Ada benarnya bocah sebangkunya, tidak usah memikirkan hal itu. Entah siapa yang mengolok, walau penasaran, Queen mencoba tak peduli. Toh, mau sebaik apa pun seseorang, pastilah tetap ada orang lain yang tak suka.

Cegil?
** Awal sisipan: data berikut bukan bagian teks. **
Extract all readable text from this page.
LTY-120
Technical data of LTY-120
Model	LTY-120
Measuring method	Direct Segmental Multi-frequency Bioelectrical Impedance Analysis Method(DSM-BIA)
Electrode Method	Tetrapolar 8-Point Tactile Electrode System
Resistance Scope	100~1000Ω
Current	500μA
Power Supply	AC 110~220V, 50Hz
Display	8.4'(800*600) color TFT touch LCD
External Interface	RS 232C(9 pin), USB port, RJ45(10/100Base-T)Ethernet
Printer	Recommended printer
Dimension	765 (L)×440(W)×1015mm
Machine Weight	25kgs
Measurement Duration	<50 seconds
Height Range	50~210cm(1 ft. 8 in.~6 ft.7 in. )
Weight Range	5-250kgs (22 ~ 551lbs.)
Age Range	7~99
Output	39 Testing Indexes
Entahlah itu. Lebih baik mulai detik ini, dia wawas diri seraya kembali meneguhkan hati untuk belajar sungguh-sungguh di pesantren agar tak menyesal di kemudian hari. Masuk pesantren adalah kesempatan emas untuknya, dia tak boleh menyia-nyiakan hal terbaik yang telah diberikan.
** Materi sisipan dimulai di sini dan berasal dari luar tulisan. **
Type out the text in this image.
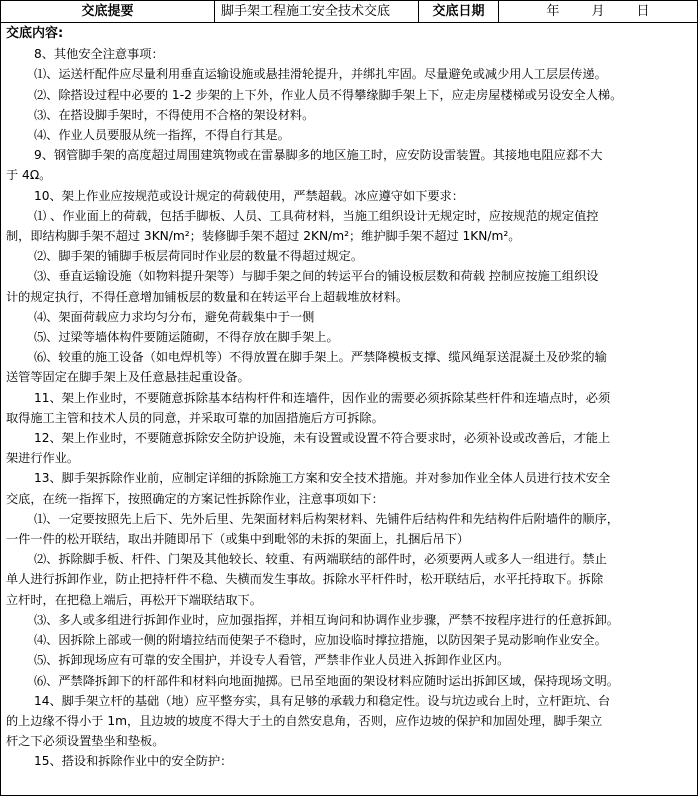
交底提要	脚手架工程施工安全技术交底	交底日期	年 月 日

交底内容:

8、其他安全注意事项：

⑴、运送杆配件应尽量利用垂直运输设施或悬挂滑轮提升，并绑扎牢固。尽量避免或减少用人工层层传递。

⑵、除搭设过程中必要的 1-2 步架的上下外，作业人员不得攀缘脚手架上下，应走房屋楼梯或另设安全人梯。

⑶、在搭设脚手架时，不得使用不合格的架设材料。

⑷、作业人员要服从统一指挥，不得自行其是。

9、钢管脚手架的高度超过周围建筑物或在雷暴脚多的地区施工时，应安防设雷装置。其接地电阻应郄不大

于 4Ω。

10、架上作业应按规范或设计规定的荷载使用，严禁超载。冰应遵守如下要求：

⑴ 、作业面上的荷载，包括手脚板、人员、工具荷材料，当施工组织设计无规定时，应按规范的规定值控

制，即结构脚手架不超过 3KN/m²；装修脚手架不超过 2KN/m²；维护脚手架不超过 1KN/m²。

⑵、脚手架的铺脚手板层荷同时作业层的数量不得超过规定。

⑶、垂直运输设施（如物料提升架等）与脚手架之间的转运平台的铺设板层数和荷载 控制应按施工组织设

计的规定执行，不得任意增加铺板层的数量和在转运平台上超载堆放材料。

⑷、架面荷载应力求均匀分布，避免荷载集中于一侧

⑸、过梁等墙体构件要随运随砌，不得存放在脚手架上。

⑹、较重的施工设备（如电焊机等）不得放置在脚手架上。严禁降模板支撑、缆风绳泵送混凝土及砂浆的输

送管等固定在脚手架上及任意悬挂起重设备。

11、架上作业时，不要随意拆除基本结构杆件和连墙件，因作业的需要必须拆除某些杆件和连墙点时，必须

取得施工主管和技术人员的同意，并采取可靠的加固措施后方可拆除。

12、架上作业时，不要随意拆除安全防护设施，未有设置或设置不符合要求时，必须补设或改善后，才能上

架进行作业。

13、脚手架拆除作业前，应制定详细的拆除施工方案和安全技术措施。并对参加作业全体人员进行技术安全

交底，在统一指挥下，按照确定的方案记性拆除作业，注意事项如下：

⑴、一定要按照先上后下、先外后里、先架面材料后构架材料、先铺件后结构件和先结构件后附墙件的顺序，

一件一件的松开联结，取出并随即吊下（或集中到毗邻的未拆的架面上，扎捆后吊下）

⑵、拆除脚手板、杆件、门架及其他较长、较重、有两端联结的部件时，必须要两人或多人一组进行。禁止

单人进行拆卸作业，防止把持杆件不稳、失横而发生事故。拆除水平杆件时，松开联结后，水平托持取下。拆除

立杆时，在把稳上端后，再松开下端联结取下。

⑶、多人或多组进行拆卸作业时，应加强指挥，并相互询问和协调作业步骤，严禁不按程序进行的任意拆卸。

⑷、因拆除上部或一侧的附墙拉结而使架子不稳时，应加设临时撑拉措施，以防因架子晃动影响作业安全。

⑸、拆卸现场应有可靠的安全围护，并设专人看管，严禁非作业人员进入拆卸作业区内。

⑹、严禁降拆卸下的杆部件和材料向地面抛掷。已吊至地面的架设材料应随时运出拆卸区域，保持现场文明。

14、脚手架立杆的基础（地）应平整夯实，具有足够的承载力和稳定性。设与坑边或台上时，立杆距坑、台

的上边缘不得小于 1m，且边坡的坡度不得大于土的自然安息角，否则，应作边坡的保护和加固处理，脚手架立

杆之下必须设置垫坐和垫板。

15、搭设和拆除作业中的安全防护：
Queen menjadi teringat salah satu nasihat Ummi Maftuhah tentang mesantren adalah hal baik yang memiliki banyak batu terjal, cobaan yang beragam untuk para tholabul 'ilmi, maka harus teguh dan sabar, tak boleh menyerah.

Tak lupa, Ummi Maftuhah pun memberi kutipan motivasi dari Imam Syafi'i yang amat populer dari Diwan asy-Syafi'i.

Merantaulah …

Orang berilmu dan beradab tidak diam beristirahat di kampung halaman.

Tinggalkan negerimu dan hidup asing  di negeri orang.

Merantaulah …

Kau akan dapatkan pengganti dari orang-orang yang engkau tinggalkan, kerabat dan kawan.

Berlelah-lelahlah, manisnya hidup terasa setelah lelah berjuang.

Tanpa terasa, bibir kenyal Queen mengulum senyum. Semangat membara di dada.

Sedangkan, Ida membenahi posisi duduk. Meraih kitab akhlaknya, sibuk membaca kitabnya yang sudah dimaknai menggunakan Jawa pegon. Melakukan persiapan jikalau nanti terkena tunjuk murodi--atau menerjemahkan ke bahasa Indonesia--oleh Ustadz Farhan, dia sudah bisa, tidak memalukan. Sekon ke depan, disusul Queen, malah rusuh minta diajari Ida dalam hal murodi.

Angin menghembus pelan. Mentari begitu teriknya.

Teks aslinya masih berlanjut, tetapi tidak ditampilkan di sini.